The Rural Center began development of the Sustainable Communities Initiative in the spring of 2000 with the following goals:

  • To increase access to leadership development opportunities for rural leaders, particularly those who live and work in distressed communities;
  • To increase access to technical assistance and financial resources that help rural communities build internal capacity for the development of sustainable economies and communities;
  • To increase community capacity to solve multidimensional problems through the use of inclusive problem-solving and planning processes; and
  • To increase community ability to develop and implement sustainable economic development projects in distressed communities.

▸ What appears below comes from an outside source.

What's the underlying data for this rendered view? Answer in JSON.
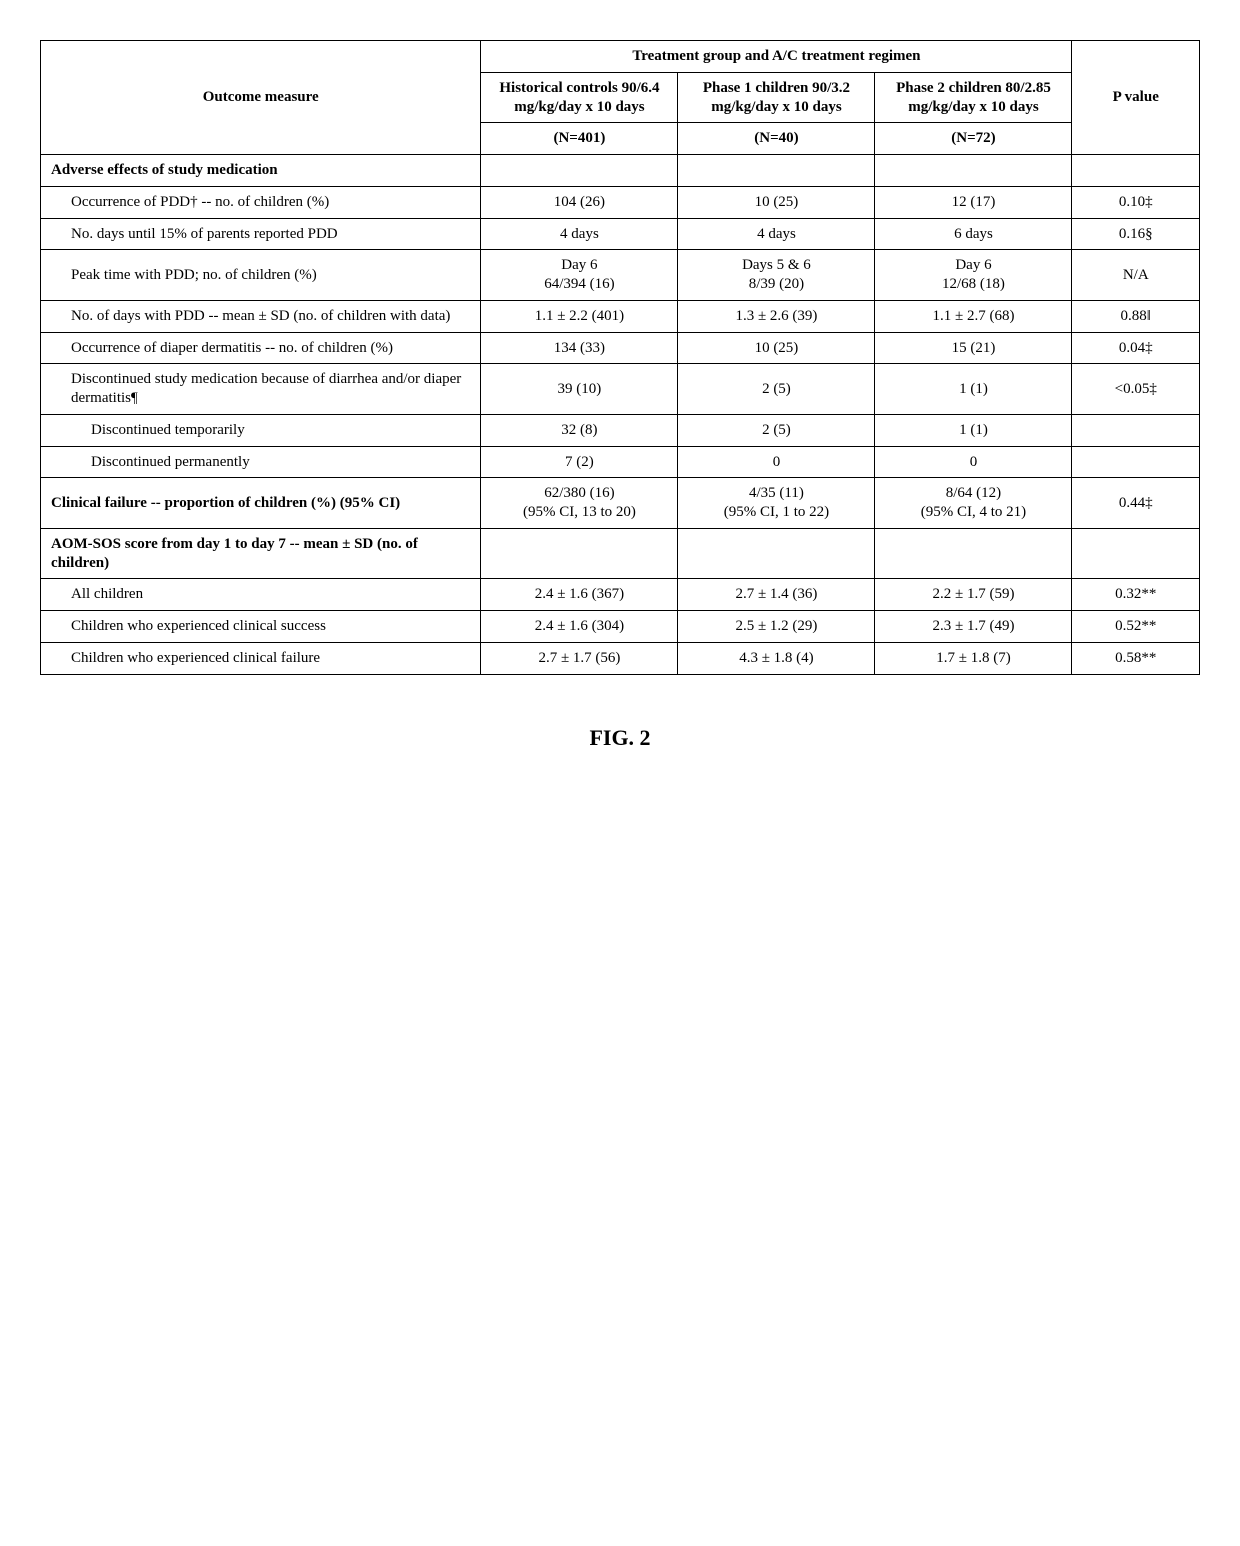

Toward this end, the Sustainable Communities Initiative is being designed around the following three components:

 

A rural leadership development fund. The objective of the Leadership Opportunities Fund will be to provide needs-based scholarships to present and future rural leaders who wish to participate in leadership development programs. Emphasis will be placed on programs that provide training in community collaboration and comprehensive economic development. As a first step, the Rural Center will conduct an assessment to identify community leadership needs and eligible leadership programs.

 

A rural technical assistance program. The Civic Enterprise Planning and Support Program will serve to help rural communities undertake collaborative and comprehensive planning to solve local problems and to connect to an array of resources and services. The program is an outgrowth of the work undertaken by MDC Inc. with the support of the Z. Smith Reynolds Foundation and the involvement of state, nonprofit and community organizations.

 

A model civic venture fund. The Civic Venture Fund will provide a dedicated source of grant money to help communities implement projects that address multiple, integrated issues and result in sustainable enterprises and communities. The fund will support projects that can demonstrate a clear return on the investment—including civic, economic, social, environmental and educational returns.

 

Timeline

The initiative will be divided into three major steps to take place over five years.

 

Phase I will involve planning and development of the initiative's three major program components. Also included in Phase I will be the creation and start-up of a Sustainable Communities Advisory Council.

 

Phase II will involve funding development and program initiation, and Phase III will involve planning for the programs' long term future. Phases I and II will be accomplished in the first two years of the demonstration cycle. Phase III will be accomplished during the last three years of the cycle.

 

Funding

Funding for the Sustainable Communities Initiative will be provided through a variety of public and privates sources. To date, funds have been committed by the Z. Smith Reynolds Foundation, Mary Duke Biddle Foundation, Appalachian Regional Commission and anonymous sources.

 

Progress to date

The Sustainable Communities Initiative is in its infancy, with the Rural Center and its partners beginning to shape the vision presented by the North Carolina Rural Prosperity Task Force.

 

In October 2000, the Sustainable Communities Advisory Council will be named to aid in establishing the initiative. The council will be made up of task force members, state and local government leaders, educational organizations serving rural areas, representatives of nonprofits reflecting diverse rural interests and representatives of groups that may be potential users of the initiative's programs. The council will initially serve to develop the framework for each of the initiative's major components.